Based on the experiment with Miyazaki, the optimal temperatures for the fish lysozymes were

increased during warmer months and more effective and their activity decreased when

temperature decreased. Similarly, the temperature for the chicken egg white lysozyme did

decrease with temperature, but never reached an optimal temperature. Furthermore, these results

have implications beyond the scope of the experiment in the medical field. Lysozyme tests

measure the levels of an enzyme that supports the body’s immune system. So, in testing the

optimal lysozyme activity at different temperatures and pH’s can aid in diagnosis of certain

immune disorders, such as leukemia, sarcoidosis, and infections like tuberculosis. Elevated

levels of lysozyme activity can be treated with temperature or pH additives that can lower

lysozyme activity to a normal rate to ensure disorders do not increase to kidney damage and

more life-threatening chronic diseases.

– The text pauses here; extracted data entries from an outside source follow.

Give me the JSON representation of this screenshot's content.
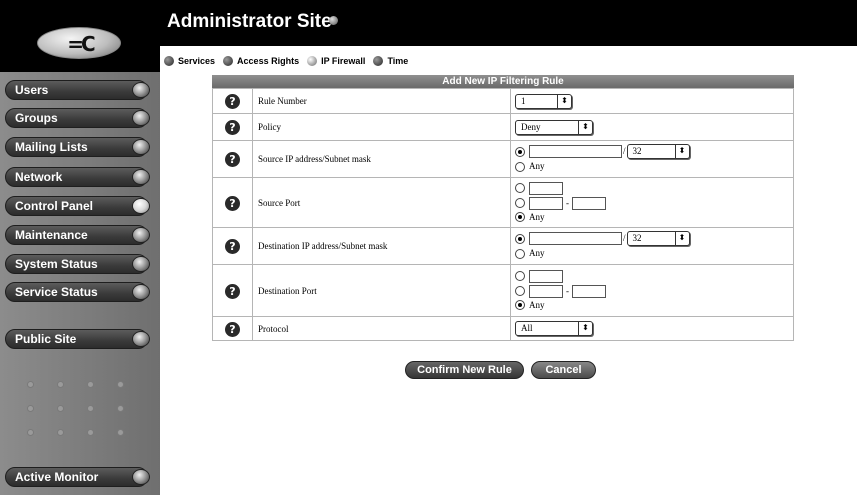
{
  "header": {
    "title": "Administrator Site",
    "logo_icon": "company-logo"
  },
  "sidebar": {
    "items": [
      {
        "label": "Users"
      },
      {
        "label": "Groups"
      },
      {
        "label": "Mailing Lists"
      },
      {
        "label": "Network"
      },
      {
        "label": "Control Panel",
        "active": true
      },
      {
        "label": "Maintenance"
      },
      {
        "label": "System Status"
      },
      {
        "label": "Service Status"
      },
      {
        "label": "Public Site"
      },
      {
        "label": "Active Monitor"
      }
    ]
  },
  "subnav": {
    "items": [
      {
        "label": "Services"
      },
      {
        "label": "Access Rights"
      },
      {
        "label": "IP Firewall",
        "active": true
      },
      {
        "label": "Time"
      }
    ]
  },
  "form": {
    "heading": "Add New IP Filtering Rule",
    "help_glyph": "?",
    "rows": {
      "rule_number": {
        "label": "Rule Number",
        "value": "1"
      },
      "policy": {
        "label": "Policy",
        "value": "Deny"
      },
      "source_ip": {
        "label": "Source IP address/Subnet mask",
        "mask": "32",
        "slash": "/",
        "any_label": "Any",
        "selected": "address"
      },
      "source_port": {
        "label": "Source Port",
        "dash": "-",
        "any_label": "Any",
        "selected": "any"
      },
      "dest_ip": {
        "label": "Destination IP address/Subnet mask",
        "mask": "32",
        "slash": "/",
        "any_label": "Any",
        "selected": "address"
      },
      "dest_port": {
        "label": "Destination Port",
        "dash": "-",
        "any_label": "Any",
        "selected": "any"
      },
      "protocol": {
        "label": "Protocol",
        "value": "All"
      }
    }
  },
  "actions": {
    "confirm_label": "Confirm New Rule",
    "cancel_label": "Cancel"
  },
  "select_arrows": "⬍"
}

Conversely, lower lysozyme activity levels can be treated

with proper temperature or pH in order to increase activity to an optimal level. Also, by testing

lysozyme activity of certain food products, it may be possible to use create optimum lysozyme

activity as treatment for these diseases through food or pharmaceuticals. Overall, while the

results did not yield perfect results, they created a basis for more research and trials that could

have major implications in the medical, pharmaceutical, and food industries.